Jun 23, 2008 12:00 PM

Visualizing Big Data: Bar Charts for Words

The biggest challenge of the

A visualization of thousands of Wikipedia edits that were made by a single software bot. Each color corresponds to a different page. *
Image: Fernanda B. Viégas, Martin Wattenberg, and Kate Hollenbach * The biggest challenge of the Petabyte Age won't be storing all that data, it'll be figuring out how to make sense of it. Martin Wattenberg, a mathematician and computer scientist at IBM's Watson Research Center in Cambridge, Massachusetts, is a pioneer in the art of visually representing and analyzing complex data sets. He and his partner at IBM, Fernanda Viégas, created Many Eyes, a collaborative site where users can share their own dynamic, interactive representations of big data. He spoke with Wired's Mark Horowitz:

Wired: How do you define "big" data?

Wattenberg: You can talk about terabytes and exabytes and zettabytes, and at a certain point it becomes dizzying. The real yardstick to me is how it compares with a natural human limit, like the sum total of all the words you'll hear in your lifetime. That's surely less than a terabyte of text. Any more than that and it becomes incomprehensible by a single person, so we have to turn to other means of analysis: people working together, or computers, or both.

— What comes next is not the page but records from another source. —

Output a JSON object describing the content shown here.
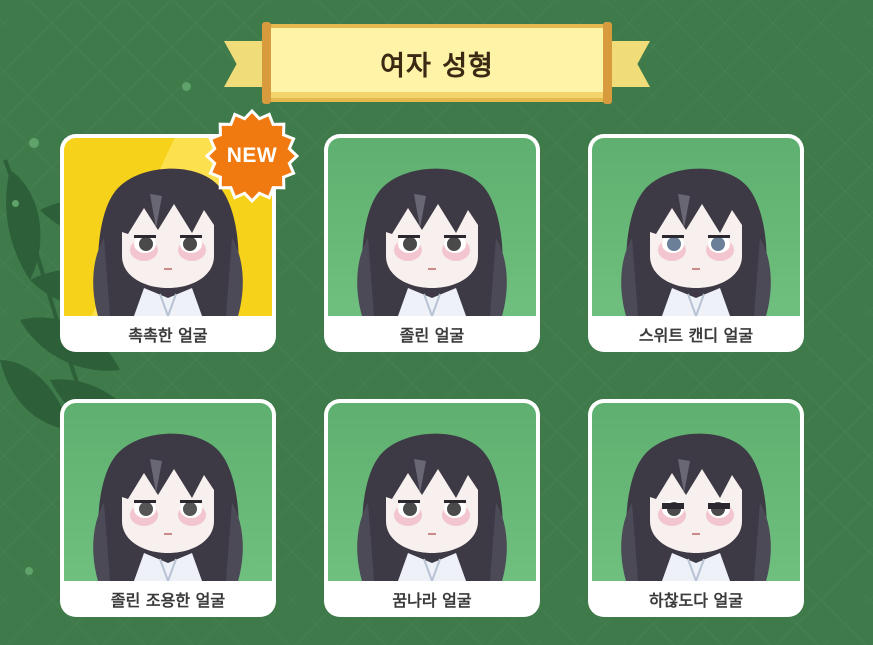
{
  "page_title": "여자 성형",
  "new_badge": "NEW",
  "colors": {
    "background": "#3f7a4b",
    "banner": "#fff3a8",
    "card_bg_green": "#6fbf7e",
    "card_bg_yellow": "#f6d21a",
    "badge": "#f07a10"
  },
  "faces": [
    {
      "label": "촉촉한 얼굴",
      "icon": "character-portrait-icon",
      "bg": "yellow",
      "is_new": true
    },
    {
      "label": "졸린 얼굴",
      "icon": "character-portrait-icon",
      "bg": "green",
      "is_new": false
    },
    {
      "label": "스위트 캔디 얼굴",
      "icon": "character-portrait-icon",
      "bg": "green",
      "is_new": false
    },
    {
      "label": "졸린 조용한 얼굴",
      "icon": "character-portrait-icon",
      "bg": "green",
      "is_new": false
    },
    {
      "label": "꿈나라 얼굴",
      "icon": "character-portrait-icon",
      "bg": "green",
      "is_new": false
    },
    {
      "label": "하찮도다 얼굴",
      "icon": "character-portrait-icon",
      "bg": "green",
      "is_new": false
    }
  ]
}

Wired: Why is a numbers guy like you so interested in large textual data sets?

Wattenberg: Language is one of the best data-compression mechanisms we have. The information contained in literature, or even email, encodes our identity as human beings. The entire literary canon may be smaller than what comes out of particle accelerators or models of the human brain, but the meaning coded into words can't be measured in bytes. It's deeply compressed. Twelve words from Voltaire can hold a lifetime of experience.

Wired: What will happen when we have digital access to everything, like all of English literature or all the source code ever written?

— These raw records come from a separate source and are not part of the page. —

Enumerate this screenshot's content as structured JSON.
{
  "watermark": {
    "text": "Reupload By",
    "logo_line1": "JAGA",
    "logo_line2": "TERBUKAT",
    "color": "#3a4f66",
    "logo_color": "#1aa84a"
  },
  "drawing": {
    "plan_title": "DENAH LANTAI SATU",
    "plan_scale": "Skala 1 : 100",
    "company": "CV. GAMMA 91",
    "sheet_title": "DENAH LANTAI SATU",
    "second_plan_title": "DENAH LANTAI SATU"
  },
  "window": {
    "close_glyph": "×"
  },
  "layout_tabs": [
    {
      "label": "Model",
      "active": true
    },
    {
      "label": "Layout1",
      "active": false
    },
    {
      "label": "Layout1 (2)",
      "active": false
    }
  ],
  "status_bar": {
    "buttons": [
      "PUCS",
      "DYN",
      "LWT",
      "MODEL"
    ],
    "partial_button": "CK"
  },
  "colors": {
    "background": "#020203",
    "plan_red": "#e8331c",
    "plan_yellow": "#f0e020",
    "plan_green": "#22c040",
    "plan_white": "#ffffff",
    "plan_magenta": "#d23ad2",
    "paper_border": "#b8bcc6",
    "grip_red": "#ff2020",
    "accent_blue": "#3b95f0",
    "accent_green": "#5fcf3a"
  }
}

Wattenberg: There's something about completeness that's magical. The idea that you can have everything at your fingertips and process it in ways that were impossible before is incredibly exciting. Even simple algorithms become more effective when trained on big sets. Perhaps we'll find out more about plagiarism and literary borrowing when we have the spread of literature before us. We think of our current age as one of intellectual remixing and mashups, but maybe it's always been that way. You can only do that kind of analysis when you have the full spectrum of data.

Wired: Is that why, on Many Eyes, you have visualizations of Wikipedia using simple word trees and tag clouds?

Wattenberg: Wikipedia also has this idea of completeness. The information there again probably totals less than a terabyte, but it's huge in terms of encompassing human knowledge. Today, if you're analyzing numbers, there are a million ways to make a bar chart. If you're analyzing text, it's hard. I think the only way to understand a lot of this data is through visualization.